Gute wissenschaftliche Literatur ist unverzichtbar, aber teurer. Wie kann das System zugunsten der Forschung umgestaltet werden?

Nachdem Elsevier, der größte Wissenschaftsverlag der Welt, Ende 2015 vor einem New Yorker Gericht die Löschung der "grauen" Literatur-Plattformen Sci-Hub, LibGen und BookFi erwirkt hatte, schien die Schlacht verloren: Viele Universitätsbibliotheken und externe Forschungsinstitute verabschiedeten sich von ihrer Hoffnung auf einen freien Zugang zu aktuellen internationalen Forschungsquellen. Offenbar haben die Anwälte von Elsevier, Wiley und Co. geschickt argumentiert und unter anderem glaubhaft auf das angeblich günstige und reibungslos funktionierende Fernleihsystem (Interlibrary Loan ILL) hingewiesen.
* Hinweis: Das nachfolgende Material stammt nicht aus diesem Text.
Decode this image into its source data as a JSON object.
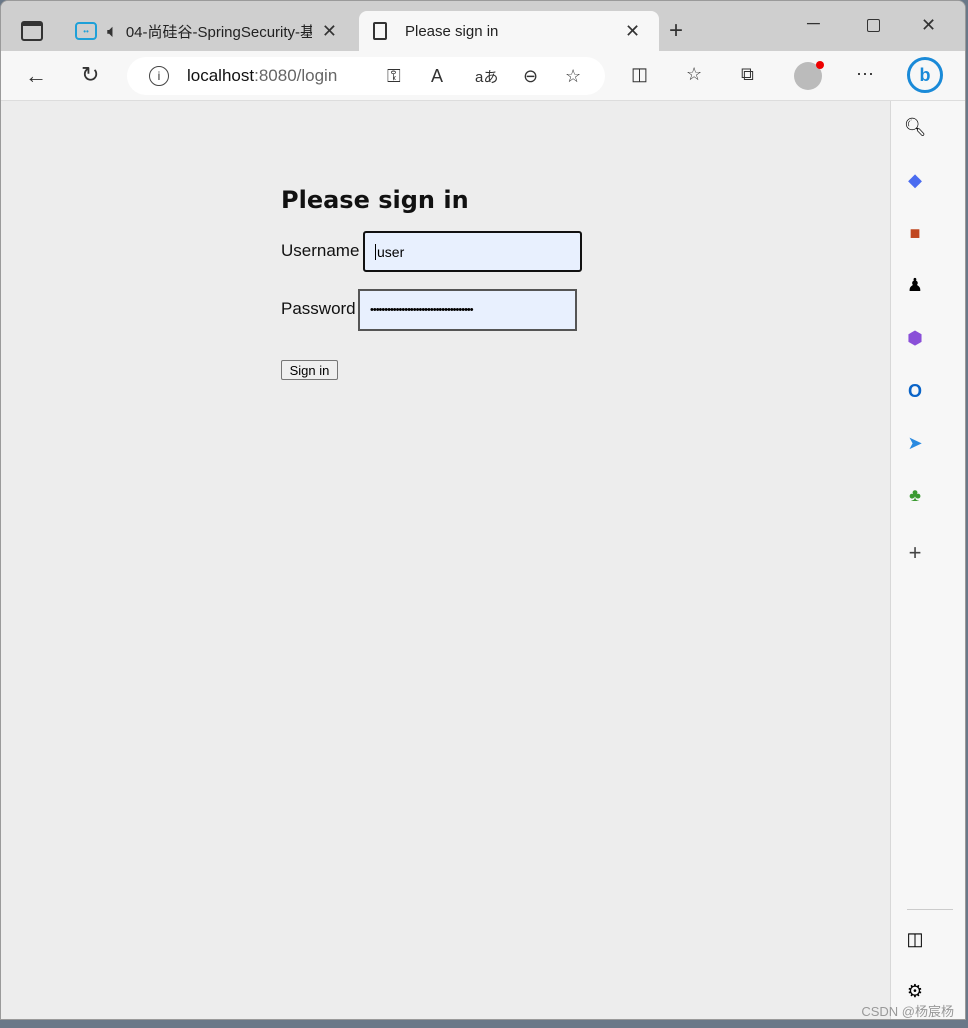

Aber es dauerte nicht lange und diverse Online-Datenbanken wechselten ihren Account und/oder Standort – und machten so weiter wie bisher. In den Foren der Sozialen Medien sprechen sich die neuen Gelegenheiten in Windeseile herum. Zu Recht wird darauf hingewiesen, dass es doch letztlich die wissenschaftlichen Autoren sind, die als "Content-Produzenten" Fachzeitschriften und Datenbanken füllen. Muss hier nicht der Lieferant auch noch als Kunde zahlen; und das bei bestenfalls stagnierenden Bibliotheketats? Sind denn hier nicht andere organisatorische Lösungen denkbar? Zumal Ministerien und die DFG auf Open-Access-Verfügbarkeit von öffentlich geförderten Forschungsergebnissen drängen.

Obwohl die großen Wissenschaftsverlage wieder stärker in die Defensive geraten sind und derzeit eine wenigstens temporäre Einigung möglich scheint, bleibt das Grundproblem bestehen: Gewinnmargen von 30 bis 40 Prozent und limitierte Einzelfall-Lösungen (inklusive Embargo-Fristen und ähnlichem) auf der einen Seite und ein wachsender Mittelabfluss mitsamt mühseligen Inselstrategien auf der anderen Seite.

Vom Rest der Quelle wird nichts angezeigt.